Sometimes they may result in no impact upon quality – in which case major government expenditures on such changes have been wasted. The educational planner working within this kind of environment must be able to undertake assessments of the effects of major changes and then provide policy advice that will consolidate and extend the post productive courses of action, and also intercept and terminate existing practices that are shown to be damaging and wasteful.

An exploratory study is undertaken in situations where there is a lack of theoretical understanding about the phenomena being investigated so that key variables, their relationships, and their (potential) causal linkages, are the subject of conjecture. In contrast a confirmatory study is employed when the researcher has generated a theoretical model (based on theory, previous research findings, or detailed observation) that needs to be tested through the gathering and analysis of field data.

The review of literature aims to describe the ‘state of play’ in the area selected for study.
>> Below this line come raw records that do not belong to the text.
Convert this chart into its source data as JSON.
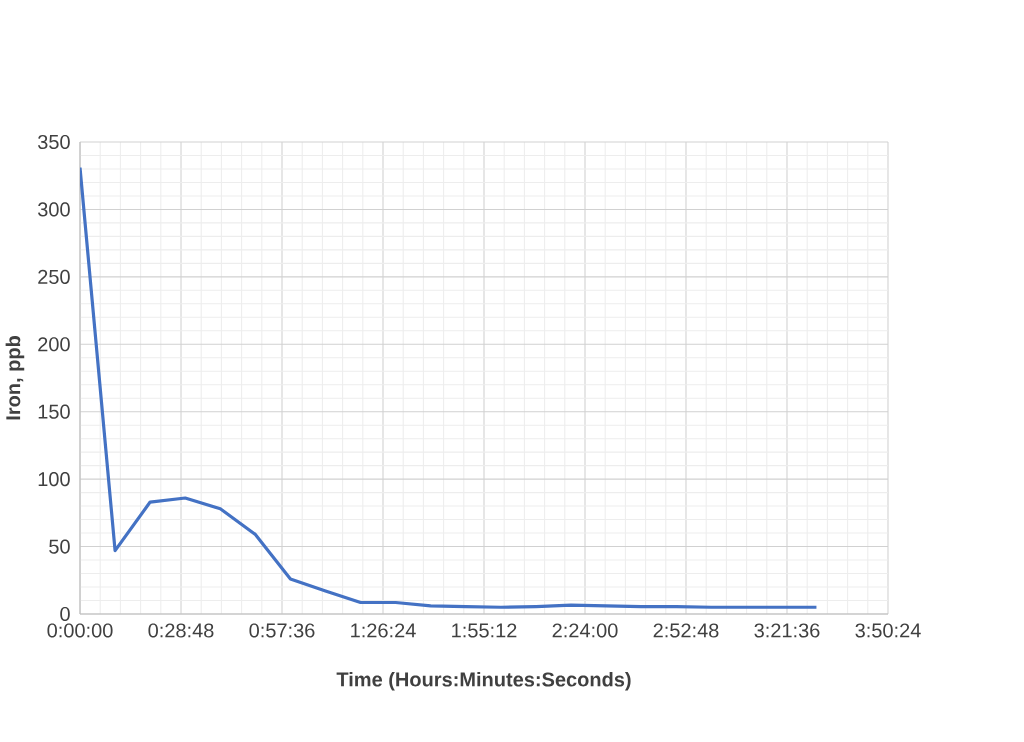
{
  "chart_data": {
    "type": "line",
    "xlabel": "Time (Hours:Minutes:Seconds)",
    "ylabel": "Iron, ppb",
    "x": [
      0,
      0.1667,
      0.3333,
      0.5,
      0.6667,
      0.8333,
      1.0,
      1.1667,
      1.3333,
      1.5,
      1.6667,
      1.8333,
      2.0,
      2.1667,
      2.3333,
      2.5,
      2.6667,
      2.8333,
      3.0,
      3.1667,
      3.3333,
      3.5
    ],
    "series": [
      {
        "color": "#4472c4",
        "values": [
          331,
          47,
          83,
          86,
          78,
          59,
          26,
          17,
          8.5,
          8.5,
          6,
          5.5,
          5,
          5.5,
          6.5,
          6,
          5.5,
          5.5,
          5,
          5,
          5,
          5
        ]
      }
    ],
    "xlim": [
      0,
      3.84
    ],
    "xticks": [
      {
        "value": 0,
        "label": "0:00:00"
      },
      {
        "value": 0.48,
        "label": "0:28:48"
      },
      {
        "value": 0.96,
        "label": "0:57:36"
      },
      {
        "value": 1.44,
        "label": "1:26:24"
      },
      {
        "value": 1.92,
        "label": "1:55:12"
      },
      {
        "value": 2.4,
        "label": "2:24:00"
      },
      {
        "value": 2.88,
        "label": "2:52:48"
      },
      {
        "value": 3.36,
        "label": "3:21:36"
      },
      {
        "value": 3.84,
        "label": "3:50:24"
      }
    ],
    "ylim": [
      0,
      350
    ],
    "yticks": [
      0,
      50,
      100,
      150,
      200,
      250,
      300,
      350
    ],
    "grid": true,
    "marker": "none",
    "line_style": "solid"
  }
}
That is, it should describe the point reached  by the discipline of which the particular research study will form  a part. An effective literature review is not merely a summary of research studies and their findings. Rather, it represents a ‘distillation’ of the essential issues and inter-relationships associated with the knowledge, arguments, and themes that have been explored in the area. Such literature reviews describe what has been written about the area, how this material has been received by other scholars, the major research findings across studies, and the major debates in terms of substantive and methodological issues.